Irak savaşı boyunca CNN’nin analistlerinden oldu ve Fox News, CBS, NBC ve abc’de de düzenli olarak ekrana çıktı. Savaştan sonra NBC/MSNBC için analist olarak çalıştı. Simdilerde, Amerikan ve Britanya radyo ve televizyonunda düzenli olarak, özellikle Afganistan, Orta Doğu, savunma ve global güvenlik konuları başta olmak üzere uluslararası konularda yayınlar yapmakta. İran ve Irak üzerine yayınlanmıs kitapları var.

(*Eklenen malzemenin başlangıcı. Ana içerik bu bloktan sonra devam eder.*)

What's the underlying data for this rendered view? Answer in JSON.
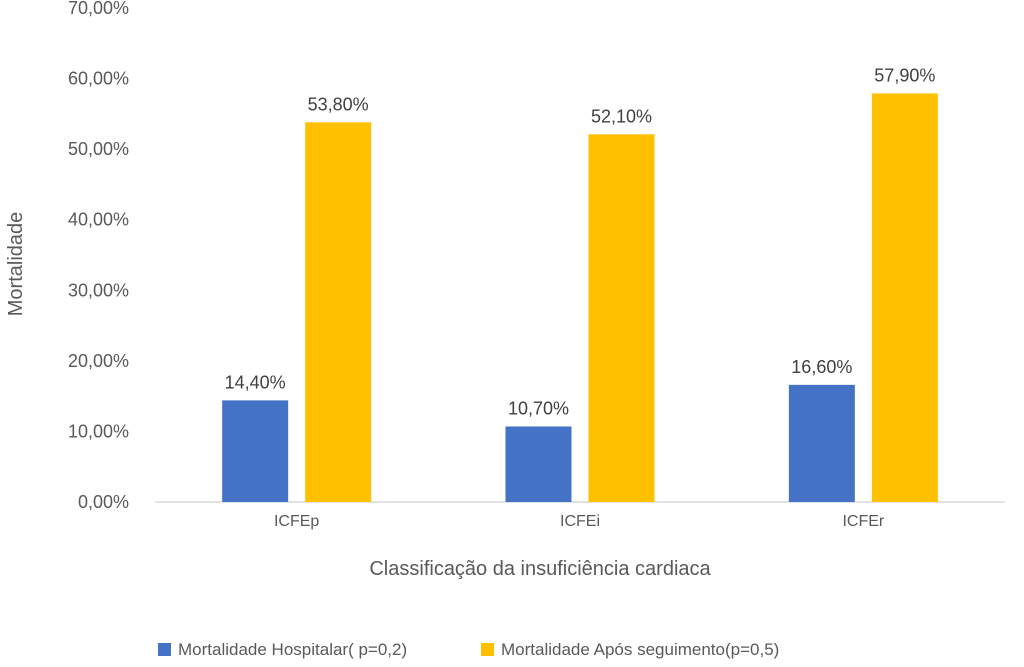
{
  "chart_data": {
    "type": "bar",
    "categories": [
      "ICFEp",
      "ICFEi",
      "ICFEr"
    ],
    "series": [
      {
        "name": "Mortalidade Hospitalar( p=0,2)",
        "values": [
          14.4,
          10.7,
          16.6
        ],
        "color": "#4472C4"
      },
      {
        "name": "Mortalidade Após seguimento(p=0,5)",
        "values": [
          53.8,
          52.1,
          57.9
        ],
        "color": "#FFC000"
      }
    ],
    "data_labels": [
      [
        "14,40%",
        "10,70%",
        "16,60%"
      ],
      [
        "53,80%",
        "52,10%",
        "57,90%"
      ]
    ],
    "y_ticks": [
      0,
      10,
      20,
      30,
      40,
      50,
      60,
      70
    ],
    "y_tick_labels": [
      "0,00%",
      "10,00%",
      "20,00%",
      "30,00%",
      "40,00%",
      "50,00%",
      "60,00%",
      "70,00%"
    ],
    "ylim": [
      0,
      70
    ],
    "xlabel": "Classificação da insuficiência cardiaca",
    "ylabel": "Mortalidade",
    "legend_position": "bottom",
    "grid": false
  }
}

AKP: Telegraph özür dile ve haberi sil
AKP Genel Başkan yardımcısı Ömer Çelik, İngiltere'de yayımlanan Daily Telegraph gazetesinin internet sitesindeki 'İran Türkiye'nin iktidar partisine 25 milyon dolar bağışlıyor' başlıklı makale nedeniyle özür dilenmesini ve makalenin gazetenin internet sitesinden silinmesini istedi.
Çelik, yaptığı yazılı açıklamada, gazetenin editörüne hitaben yazdığı yazıda, haberin AKP olarak kendilerini şaşkınlığa uğrattığını söylerken "Böyle bir olay asla gerçekleşmediği gibi, haberinizdeki iddialar hiçbir kanıta dayanmamaktadır. Yalanlardan başka hiçbir şeye dayanmayan bu haberi kati olarak reddediyor ve partimiz aleyhine yapılmış böylesine temelsiz ve sinsi bir iddianın gazetenizde nasıl basılmış olabileceğine dair derhal bir açıklama bekliyoruz." diye konuştu.
Çelik, bu konuyu ulusal ve uluslararası mahkemelere götürme hakkını da saklı tuttuklarını ifade etti.